CSIS'DEN GÜLEN HAREKETİ TOPLANTISI
Washington'daki düşünce kuruluşlarından Stratejik ve Uluslararası Çalışmalar Merkezi'nde düzenlenen toplantıda "Gülen Hareketi" için çarpıcı değerlendirme...
Washington'daki düşünce kuruluşlarından Stratejik ve Uluslararası Çalışmalar Merkezi'nde (CSIS) düzenlenen "Gülen Hareketi" konulu toplantıda, Dinlerarası Diyalog Enstitüsü'nün Başkanı ve Gülen Enstitüsü Yönetim Kurulu üyesi Yüksel Alp Aslandoğan, toplumun her kesiminden insanların katıldığı bir hareketin ortadan kaldırılmasından bahsetmenin "anlamsız" olduğunu söyledi.

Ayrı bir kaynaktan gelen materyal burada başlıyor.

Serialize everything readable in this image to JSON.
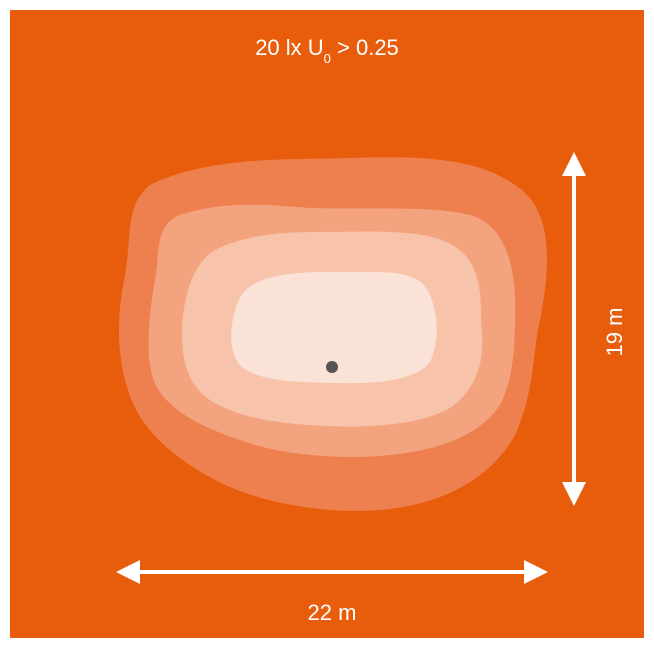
{
  "colors": {
    "background": "#e85d0c",
    "zone_1": "#ee8050",
    "zone_2": "#f3a47f",
    "zone_3": "#f7c3aa",
    "zone_4": "#fbe2d7",
    "luminaire": "#555555",
    "text": "#ffffff"
  },
  "title": {
    "value_unit": "20 lx U",
    "subscript": "0",
    "condition": " > 0.25"
  },
  "dimensions": {
    "width_label": "22 m",
    "height_label": "19 m"
  }
}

Aslandoğan, "Gülen Hareketi"ni, "İslam inancı anlayışı içinde kök salan bir sivil toplum hareketi" olarak tanımladı. Alp Aslandoğan, inanca dayalı girişimin, eğitim fırsatları yaratma amacıyla başladığını ve bugün uluslararası bir fenomen haline gelerek birkaç milyon olduğu tahmin edilen üyeleri bulunduğunu söyledi. Aslandoğan, Gülen hareketinin belli bir merkezi yönetimi olmadığını da özellikle vurguladı.
Aslandoğan, Fethullah Gülen'in 11 Eylül saldırılarını şiddetle kınayan bir dini lider olduğunu ve Suudi asıllı terörist Osama Bin Ladin'i "bir canavar" olarak nitelediğini de anlattı ve Gülen hareketinin "şiddetten uzak, inançlar arası diyaloğu destekleyen bir hareket olduğunu" söyledi.

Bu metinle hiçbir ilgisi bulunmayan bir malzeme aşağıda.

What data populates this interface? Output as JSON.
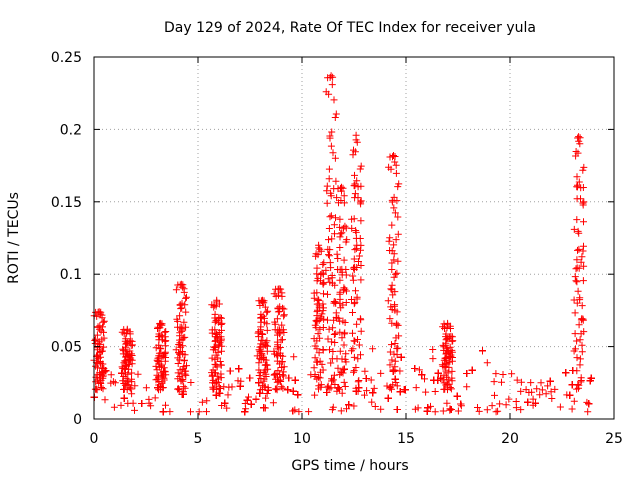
{
  "chart_data": {
    "type": "scatter",
    "title": "Day 129 of 2024, Rate Of TEC Index for receiver yula",
    "xlabel": "GPS time / hours",
    "ylabel": "ROTI / TECUs",
    "xlim": [
      0,
      25
    ],
    "ylim": [
      0,
      0.25
    ],
    "xticks": [
      0,
      5,
      10,
      15,
      20,
      25
    ],
    "yticks": [
      0,
      0.05,
      0.1,
      0.15,
      0.2,
      0.25
    ],
    "xtick_labels": [
      "0",
      "5",
      "10",
      "15",
      "20",
      "25"
    ],
    "ytick_labels": [
      "0",
      "0.05",
      "0.1",
      "0.15",
      "0.2",
      "0.25"
    ],
    "grid": true,
    "marker": "+",
    "color": "#ff0000",
    "x_range": [
      0,
      24
    ],
    "baseline_band": [
      0.005,
      0.035
    ],
    "spikes": [
      {
        "x": 0.25,
        "max": 0.074
      },
      {
        "x": 1.6,
        "max": 0.062
      },
      {
        "x": 3.2,
        "max": 0.066
      },
      {
        "x": 4.2,
        "max": 0.093
      },
      {
        "x": 5.9,
        "max": 0.082
      },
      {
        "x": 8.1,
        "max": 0.082
      },
      {
        "x": 8.9,
        "max": 0.09
      },
      {
        "x": 10.8,
        "max": 0.12
      },
      {
        "x": 11.4,
        "max": 0.237
      },
      {
        "x": 11.9,
        "max": 0.16
      },
      {
        "x": 12.6,
        "max": 0.196
      },
      {
        "x": 14.4,
        "max": 0.182
      },
      {
        "x": 17.0,
        "max": 0.066
      },
      {
        "x": 23.3,
        "max": 0.195
      }
    ]
  }
}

-GÜLEN HAREKETİNİN SİYASETLE İLİŞKİSİ-
Oturumu yöneten CSIS Türkiye projesi direktörü Bülent Alirıza, Aslandoğan'ın, hareketin siyasi olmadığını söylemesine karşılık, siyasi bir etkisi bulunduğunu ve bu hareketi yok etmeye yönelik bir girişime ilişkin belgenin Türkiye'nin gündeminde bulunduğunu hatırlattı. Aslandoğan ise Gülen hareketi mensuplarının kişisel olarak, her Türk vatandaşı gibi siyasetle ilgilenebileceğini ancak herhangi bir siyasi partiye bağlılık göstermeyeceğini, bunun temel prensip olduğunu söyledi.

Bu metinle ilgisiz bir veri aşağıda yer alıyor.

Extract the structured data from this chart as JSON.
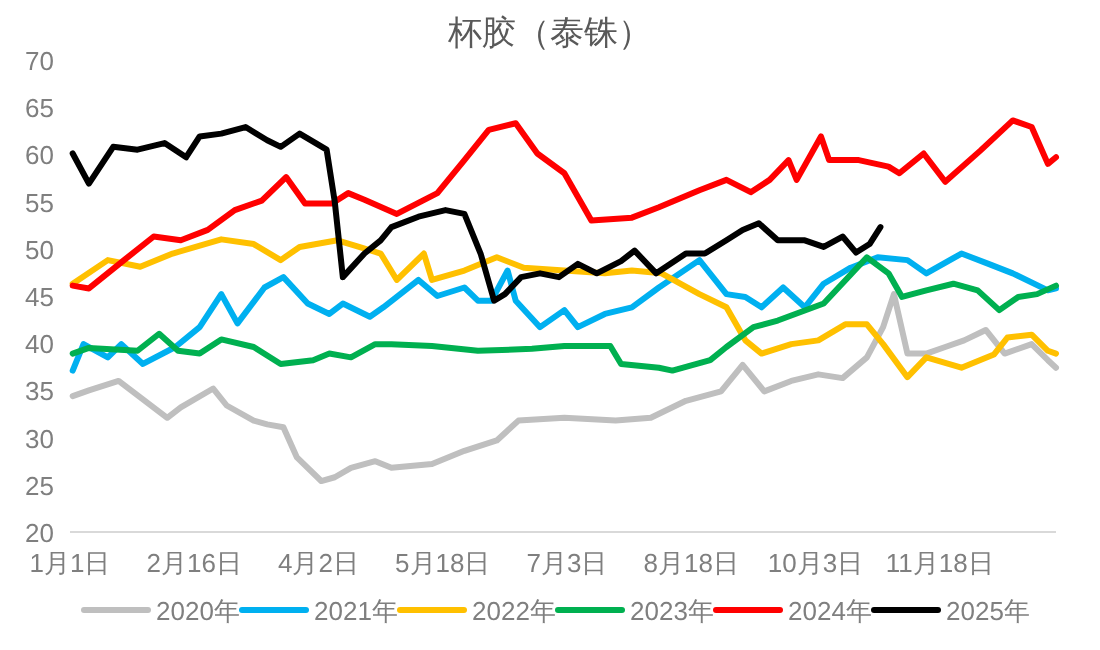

Siyasete katılımın, "konular ve değerler düzeyinde" bulunduğunu belirten Aslandoğan, "Bazen belli bir siyasi partiyle politikalar benzer olabilir. Ama bugün belli bir siyasi partiye yakın gibi görünmekle birlikte, yarın başka bir siyasi partiyle de yakın görünebilir" dedi. Aslandoğan, belli demokratik ilkeleri benimseyen herhangi bir partinin, hareketten destek görebileceğini vurguladı.
Alirıza'nın, "Gülen hareketini ortadan kaldırmaya yönelik girişime ilişkin görüşünüz nedir?" sorusu üzerine Aslandoğan, "Gülen hareketinin yok edilmesinden bahsetmek anlamsız. Çünkü hareketin içindekiler, toplumun her kesiminden gelen Türk halkıdır" diye yanıtladı.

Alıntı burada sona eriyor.